The United States has said post-Kyoto protocols to tackle climate change will not make any sense if India and China are 'given a pass' and that Washington will not be a signatory to any such framework if the two Asian giants are not on board.
"The international community has got to come up with a new plan. And if we give a pass, again, to India and China, these major rapidly growing economies -- if we don't get them on, whatever measures we take are going to be totally cancelled and overshadowed," Deputy Secretary of State John Negroponte said in an interview.
Asked if they don't do it, he said, "We're not going to do it, if they don't have signatories, we're not going to be signatories. I think we will probably, and if you look at legislation that is in our system, and if you look at what the political candidates are saying, I think you can count on us coming up with certain limitations in the months and years ahead."
"I don't think there is any doubt about that. The question is whether we also make them internationally legally binding, and I think to take that second step, I think we would insist that other countries, including these major emitting nations like China and India, do so as well," he said.

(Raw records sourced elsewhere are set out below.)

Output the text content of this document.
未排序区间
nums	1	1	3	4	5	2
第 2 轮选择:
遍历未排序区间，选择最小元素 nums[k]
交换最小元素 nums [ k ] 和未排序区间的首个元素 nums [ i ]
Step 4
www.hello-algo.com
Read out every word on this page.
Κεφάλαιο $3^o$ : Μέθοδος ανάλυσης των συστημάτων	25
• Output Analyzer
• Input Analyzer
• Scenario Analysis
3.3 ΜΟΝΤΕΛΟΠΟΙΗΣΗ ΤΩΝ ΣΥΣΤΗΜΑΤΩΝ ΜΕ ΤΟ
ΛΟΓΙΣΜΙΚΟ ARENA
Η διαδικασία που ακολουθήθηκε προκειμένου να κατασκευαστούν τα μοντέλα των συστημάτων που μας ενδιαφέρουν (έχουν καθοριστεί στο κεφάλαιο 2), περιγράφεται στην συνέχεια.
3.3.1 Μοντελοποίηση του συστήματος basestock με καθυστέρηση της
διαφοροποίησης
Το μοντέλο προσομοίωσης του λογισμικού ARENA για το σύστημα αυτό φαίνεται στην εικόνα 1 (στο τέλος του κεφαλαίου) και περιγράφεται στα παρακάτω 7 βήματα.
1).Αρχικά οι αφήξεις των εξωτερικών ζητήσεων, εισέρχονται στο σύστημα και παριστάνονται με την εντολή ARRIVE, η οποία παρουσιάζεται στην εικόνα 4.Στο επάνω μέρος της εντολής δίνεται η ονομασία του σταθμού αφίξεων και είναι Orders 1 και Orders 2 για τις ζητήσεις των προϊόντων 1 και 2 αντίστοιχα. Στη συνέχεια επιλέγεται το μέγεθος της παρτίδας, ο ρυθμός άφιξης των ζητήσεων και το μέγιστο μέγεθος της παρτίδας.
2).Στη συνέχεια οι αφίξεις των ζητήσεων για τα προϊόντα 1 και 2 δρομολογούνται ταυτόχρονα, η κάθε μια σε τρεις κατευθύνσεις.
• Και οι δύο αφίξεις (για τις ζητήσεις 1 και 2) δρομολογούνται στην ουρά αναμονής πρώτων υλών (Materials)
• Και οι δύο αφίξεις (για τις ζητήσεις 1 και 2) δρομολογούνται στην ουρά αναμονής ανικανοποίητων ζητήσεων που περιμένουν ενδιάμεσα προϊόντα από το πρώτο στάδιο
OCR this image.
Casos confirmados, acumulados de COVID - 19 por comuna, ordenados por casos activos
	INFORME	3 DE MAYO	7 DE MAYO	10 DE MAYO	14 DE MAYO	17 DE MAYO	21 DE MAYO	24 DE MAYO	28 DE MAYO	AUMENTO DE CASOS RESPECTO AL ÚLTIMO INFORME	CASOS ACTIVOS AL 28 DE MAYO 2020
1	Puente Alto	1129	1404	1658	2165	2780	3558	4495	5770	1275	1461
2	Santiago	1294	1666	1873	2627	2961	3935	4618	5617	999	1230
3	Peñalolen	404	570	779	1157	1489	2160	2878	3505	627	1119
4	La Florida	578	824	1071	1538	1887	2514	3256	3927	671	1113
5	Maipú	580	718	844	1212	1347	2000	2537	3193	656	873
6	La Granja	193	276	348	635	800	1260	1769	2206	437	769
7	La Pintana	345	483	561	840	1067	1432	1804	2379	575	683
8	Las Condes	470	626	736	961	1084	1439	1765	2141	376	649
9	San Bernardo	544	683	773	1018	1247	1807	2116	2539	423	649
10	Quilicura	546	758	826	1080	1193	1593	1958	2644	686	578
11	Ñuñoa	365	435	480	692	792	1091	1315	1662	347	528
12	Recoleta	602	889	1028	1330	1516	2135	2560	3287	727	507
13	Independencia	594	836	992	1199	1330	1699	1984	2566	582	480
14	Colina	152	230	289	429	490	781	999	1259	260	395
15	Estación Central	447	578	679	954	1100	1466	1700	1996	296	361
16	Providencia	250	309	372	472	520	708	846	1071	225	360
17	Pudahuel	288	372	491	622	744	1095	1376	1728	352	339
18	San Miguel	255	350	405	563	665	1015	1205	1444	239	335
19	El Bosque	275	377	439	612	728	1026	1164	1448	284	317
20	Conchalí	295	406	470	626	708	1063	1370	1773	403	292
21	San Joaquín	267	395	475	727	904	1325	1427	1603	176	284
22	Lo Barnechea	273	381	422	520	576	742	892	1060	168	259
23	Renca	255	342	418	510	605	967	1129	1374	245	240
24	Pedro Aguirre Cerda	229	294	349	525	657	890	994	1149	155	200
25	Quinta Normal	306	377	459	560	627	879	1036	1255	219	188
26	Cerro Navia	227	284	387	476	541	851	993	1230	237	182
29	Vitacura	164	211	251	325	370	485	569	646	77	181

Expressing concern, Negroponte said if the US does not take proper action, by the year 2050, emissions by these nations are going to totally overshadow the savings or the reductions that have been carried out by Western Europe and current industrialised economics.
"Technology is going to be a major part of the answer, clean coal technology and others. And a lot of work is being done on that. It probably needs to be accelerated. And some of these countries have got to reduce the trade barriers to the import of some of these environmental technologies," Negroponte added.